A retailer has no choice but to accept both blame and responsibility, even if it isn’t the retailer’s fault. The simple fact is that no matter who or what is responsible, the consumer doesn’t know from Nebraska Beef or even Coleman Natural Beef. The shopper knows that he or she bought the food at Whole Foods or Kroger or Dorothy Lane Market or wherever. That’s where the buck was spent, and that’s where the buck stops.
That’s what makes the Dorothy Lane example so important. Mayne took both the responsibility and blame, and in doing so, I believe, he actually bolstered his credibility. It may be too early to tell, but so far the retailer has gotten almost no negative publicity in the communities it serves and, in fact, the company is likely to come out at the other end in almost better shape than how it started.
It is called credibility. Some retailers have it. Some don’t.
I am reminded of how, many years ago, there were food-safety questions in Ireland, and questions were raised about whether beef being sold in that nation’s stores was safe to be consumed. Questions, that is, about every retailer other than Superquinn. Feargal Quinn, the CEO of the company, had long championed a system that not only traced all the beef being sold in his chain of stores, but also featured signs in the various departments of his stores that highlighted who and where his suppliers were. It was transparency before that word became popular within the supermarket business, and it gave Superquinn credibility. And so, as pretty much everybody else’s meat department sales declined because of consumer concerns, Superquinn’s meat sales went up.

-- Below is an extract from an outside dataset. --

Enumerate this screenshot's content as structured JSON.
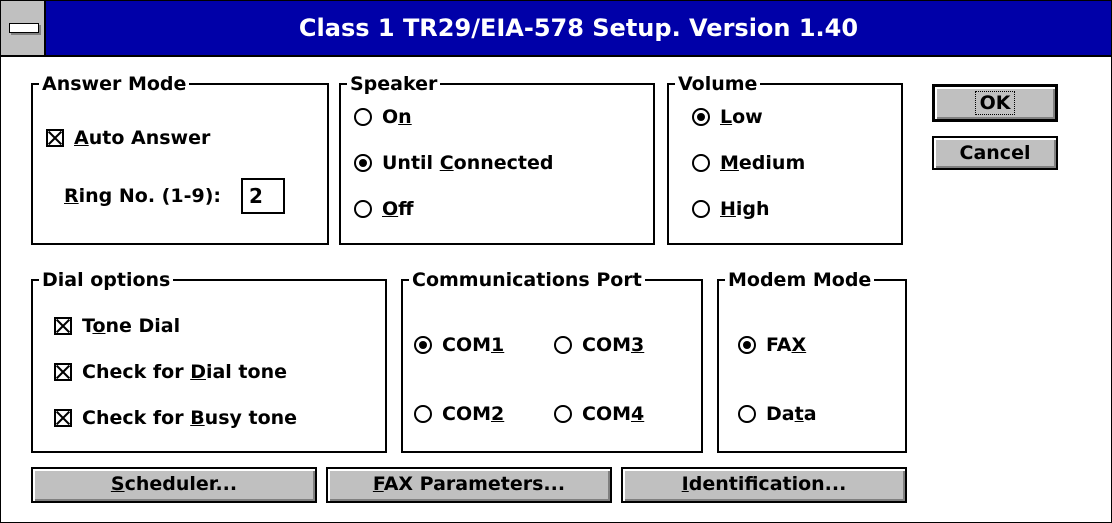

It’s called credibility. Some have it. Some don’t.
I was shopping for hamburger meat recently and it suddenly occurred to me that I didn’t know where it was from. So I grabbed an assistant manager who was walking by and asked him point blank: “Is your ground beef from Nebraska Beef?”
“Not a problem,” he responded. “That’s only at Whole Foods.”
Not exactly, I replied. And I pointed out that he hadn’t actually answered the question.
He told me where the beef was from—Kansas—which left me satisfied about the hamburger but not entirely pleased with his attitude. So I suggested to him that maybe a sign in the meat department that would reassure customers would be in order.
He looked at me aghast. “No, no, no,” he said. “You don’t want to draw attention to it either way.”
Which in my estimation was the worst comment he could have made. Either way. And certainly not the kind of comment that anyone at Dorothy Lane Market would have made.
It’s called credibility. Some have it. Some don’t.